"Ever get the feeling you've been cheated?" asked a weary Johnny Rotten at the very end of the last show of the Sex Pistols' first (and last) US tour. The show took place at the one-time hippie haven of the Winterland in San Francisco on Jan. 14, 1978 and would be the band's final performance. Well, at least until their 1996 reunion, anyway.

The much-hyped, sold-out show was simulcast over KSAN FM radio. "I don't believe this is really happening folks," said one of the announcers as the band took the stage. It was in a haze of hype, and not much glory, that the Pistols made their way to America. Most of the media attention focused on the tabloid fodder associated with that evil "punk rock" music that was set to destroy children everywhere.

The Pistols' manager, the legendary Malcolm McLaren, thought the best plan of attack was to avoid major markets like New York City and Los Angeles, and instead, hit the deep South. The tour made stops in Atlanta, Memphis, San Antonio, Baton Rouge, Dallas, and Tulsa. San Fransisco was the only date on the tour that could have provided an audience tuned into the band. But, this was McLaren's plan, figuring he would get more media mileage out of putting the band in this somewhat surreal setting. This worked to a much lesser degree than he would have hoped, in the pre-internet world of 35 years ago.

The evening kicked off with sets by two of San Francisco's finest of the era -- the Avengers and the Nuns -- before the Sex Pistols took the stage. "Welcome to London!" spat Johnny Rotten as the band launched into a suitably visceral 'God Save The Queen.'

Throughout the entire show, Rotten was in fine form, looking equally amused and angry while delivering the goods. "If you can put up with that, you can put up with anything," he even said in bit of self-defacing humor. Steve Jones and Paul Cook held their own, but the disaster that was Sid Vicious floundered rampantly on the bass (after all, it was his second instrument of choice, just behind the syringe). Though not a total disaster, the band failed to live up to the hype that preceded them. They were figuratively at death's door when the tour started, and San Francisco was the final nail in the coffin.
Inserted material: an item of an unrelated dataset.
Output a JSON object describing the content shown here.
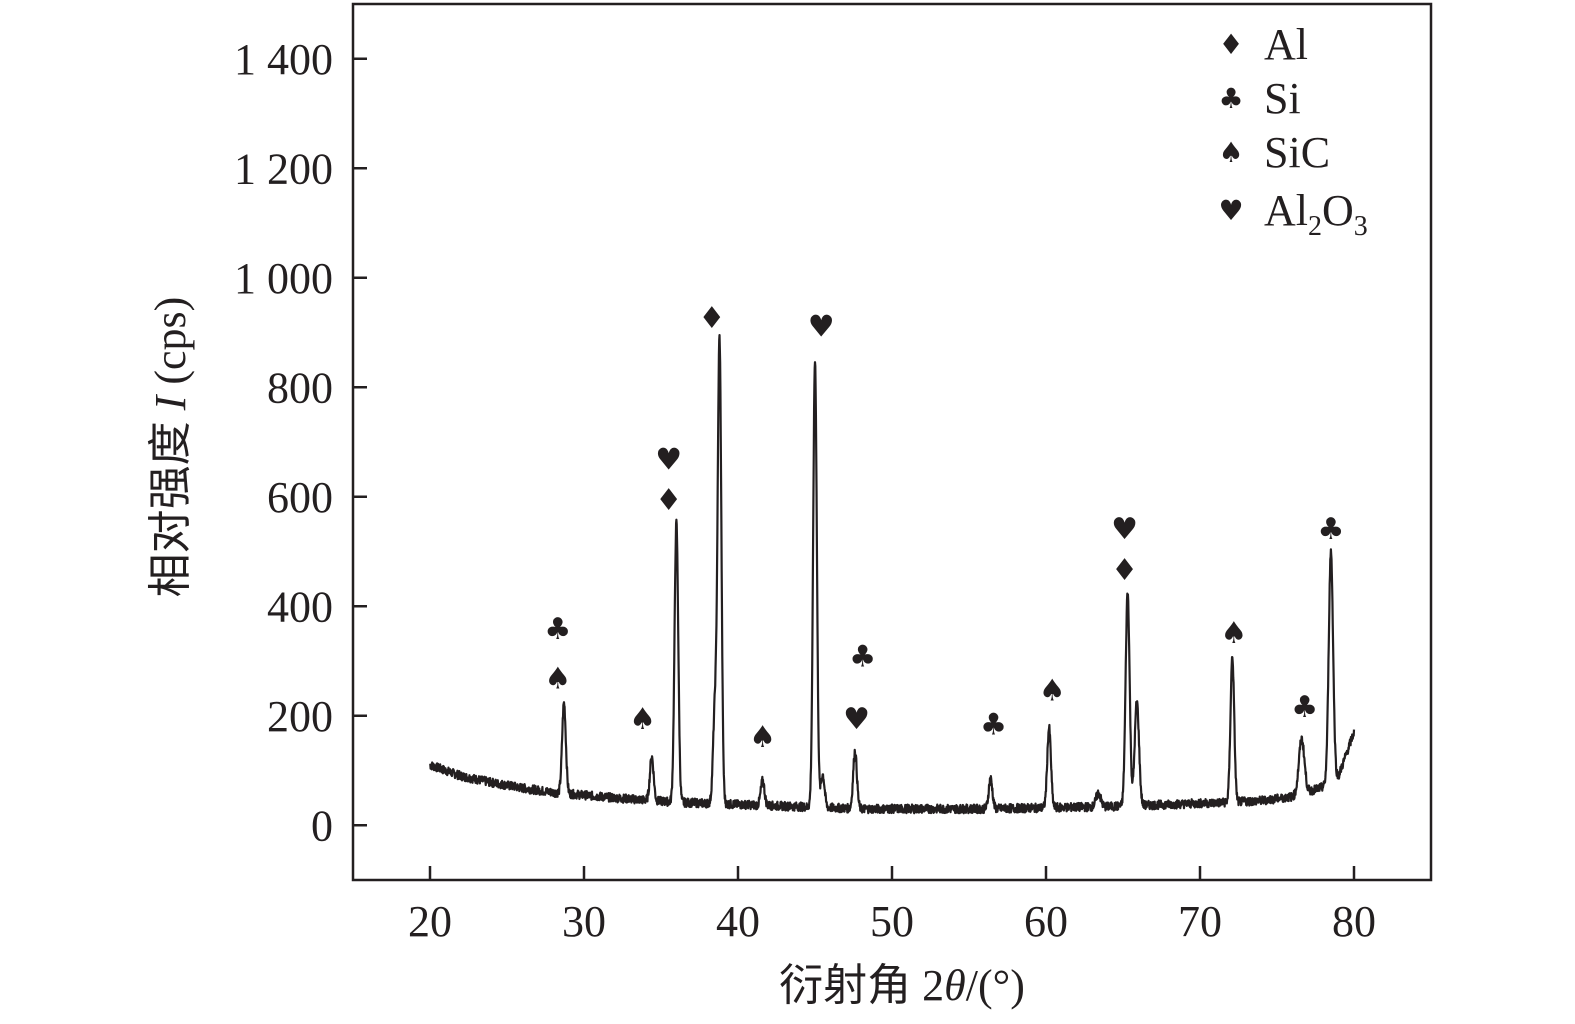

During the sole encore of the evening, a very loose version of the Stooges classic 'No Fun,' Rotten laid his feelings out, revamping the lyrics a bit. "This is no fun. No fun. This is no fun at all. No fun," he sang, sounding like he meant every word. "I felt cheated, and I wasn't going on with it any longer; it was a ridiculous farce," he wrote in his autobiography 'Rotten: No Irish, No Blacks, No Dog', "The whole thing was a joke at that point."

Rotten would leave the band before returning to the UK, and form the groundbreaking Public Image Limited in an attempt to distance himself from the entire punk scene.